Studies have found that association with mature plant equates with higher survival of the plant and greater diversity and species richness of the mycorrhizal fungi. However, these studies have not considered the threshold status of competing for resources and the benefit for the mycorrhizal networks.
Carbon transfer has been demonstrated by experiments using isotopic 14C and following the pathway from ectomycorrhizal conifer seedlings to another using mycorrhizal networks. The experiment showed a bidirectional movement of the 14C within ectomycorrhizae species. Further investigation of bidirectional movement and the net transfer was analyzed using pulse labeling technique with isotopes 13C and 14C in ectomycorrhizal species Douglas fir and Betula payrifera seedlings. Results displayed an overall net balance of carbon transfer between the two until the second year where the Douglas fir received carbon from B. payrifera. Detection of the isotopes was found in receiver plant shorts, expressing carbon transfer from fungus to plant tissues.
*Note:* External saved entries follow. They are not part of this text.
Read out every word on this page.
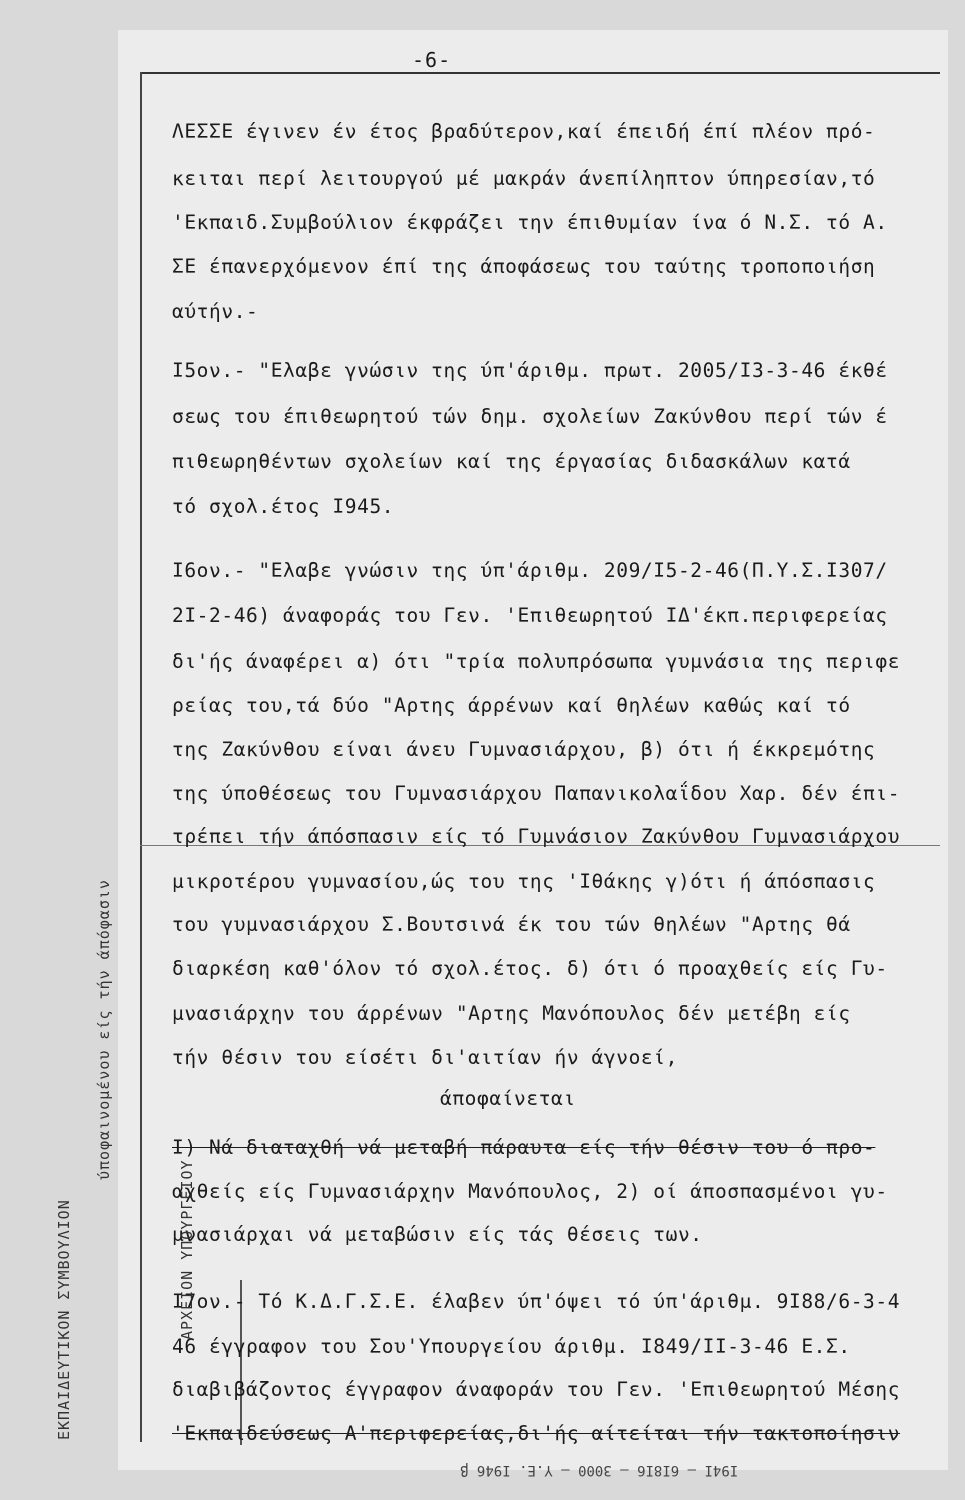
-6-
ΛΕΣΣΕ έγινεν έν έτος βραδύτερον,καί έπειδή έπί πλέον πρό-
κειται περί λειτουργού μέ μακράν άνεπίληπτον ύπηρεσίαν,τό
'Εκπαιδ.Συμβούλιον έκφράζει την έπιθυμίαν ίνα ό Ν.Σ. τό Α.
ΣΕ έπανερχόμενον έπί της άποφάσεως του ταύτης τροποποιήση
αύτήν.-
Ι5ον.- "Ελαβε γνώσιν της ύπ'άριθμ. πρωτ. 2005/Ι3-3-46 έκθέ
σεως του έπιθεωρητού τών δημ. σχολείων Ζακύνθου περί τών έ
πιθεωρηθέντων σχολείων καί της έργασίας διδασκάλων κατά
τό σχολ.έτος Ι945.
Ι6ον.- "Ελαβε γνώσιν της ύπ'άριθμ. 209/Ι5-2-46(Π.Υ.Σ.Ι307/
2Ι-2-46) άναφοράς του Γεν. 'Επιθεωρητού ΙΔ'έκπ.περιφερείας
δι'ής άναφέρει α) ότι "τρία πολυπρόσωπα γυμνάσια της περιφε
ρείας του,τά δύο "Αρτης άρρένων καί θηλέων καθώς καί τό
της Ζακύνθου είναι άνευ Γυμνασιάρχου, β) ότι ή έκκρεμότης
της ύποθέσεως του Γυμνασιάρχου Παπανικολαΐδου Χαρ. δέν έπι-
τρέπει τήν άπόσπασιν είς τό Γυμνάσιον Ζακύνθου Γυμνασιάρχου
μικροτέρου γυμνασίου,ώς του της 'Ιθάκης γ)ότι ή άπόσπασις
του γυμνασιάρχου Σ.Βουτσινά έκ του τών θηλέων "Αρτης θά
διαρκέση καθ'όλον τό σχολ.έτος. δ) ότι ό προαχθείς είς Γυ-
μνασιάρχην του άρρένων "Αρτης Μανόπουλος δέν μετέβη είς
τήν θέσιν του είσέτι δι'αιτίαν ήν άγνοεί,
άποφαίνεται
Ι) Νά διαταχθή νά μεταβή πάραυτα είς τήν θέσιν του ό προ-
αχθείς είς Γυμνασιάρχην Μανόπουλος, 2) οί άποσπασμένοι γυ-
μνασιάρχαι νά μεταβώσιν είς τάς θέσεις των.
Ι7ον.- Τό Κ.Δ.Γ.Σ.Ε. έλαβεν ύπ'όψει τό ύπ'άριθμ. 9Ι88/6-3-4
46 έγγραφον του Σου'Υπουργείου άριθμ. Ι849/ΙΙ-3-46 Ε.Σ.
διαβιβάζοντος έγγραφον άναφοράν του Γεν. 'Επιθεωρητού Μέσης
'Εκπαιδεύσεως Α'περιφερείας,δι'ής αίτείται τήν τακτοποίησιν
ΕΚΠΑΙΔΕΥΤΙΚΟΝ ΣΥΜΒΟΥΛΙΟΝ
ύποφαινομένου είς τήν άπόφασιν
ΑΡΧΕΙΟΝ ΥΠΟΥΡΓΕΙΟΥ
Ι94Ι — 6Ι8Ι6 — 3000 — Υ.Ε. Ι946 β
When ectomycorrhizal fungi receiver end of the plant has limited sunlight availability, there was an increase in carbon transfer, indicating a source-sink gradient of carbon among plants and shade surface area regulates carbon transfer.
Isotopic tracers and fluorescent dyes have been used to establish the water transfer between conspecific or heterospecific plants. The hydraulic lift aids in water transfer from deep-rooted trees to seedlings. Potentially indicating this could be a problem within drought-stressed plants which form these mycorrhizal networks with neighbors. The extent would depend on the severity of drought and tolerance of another plant species.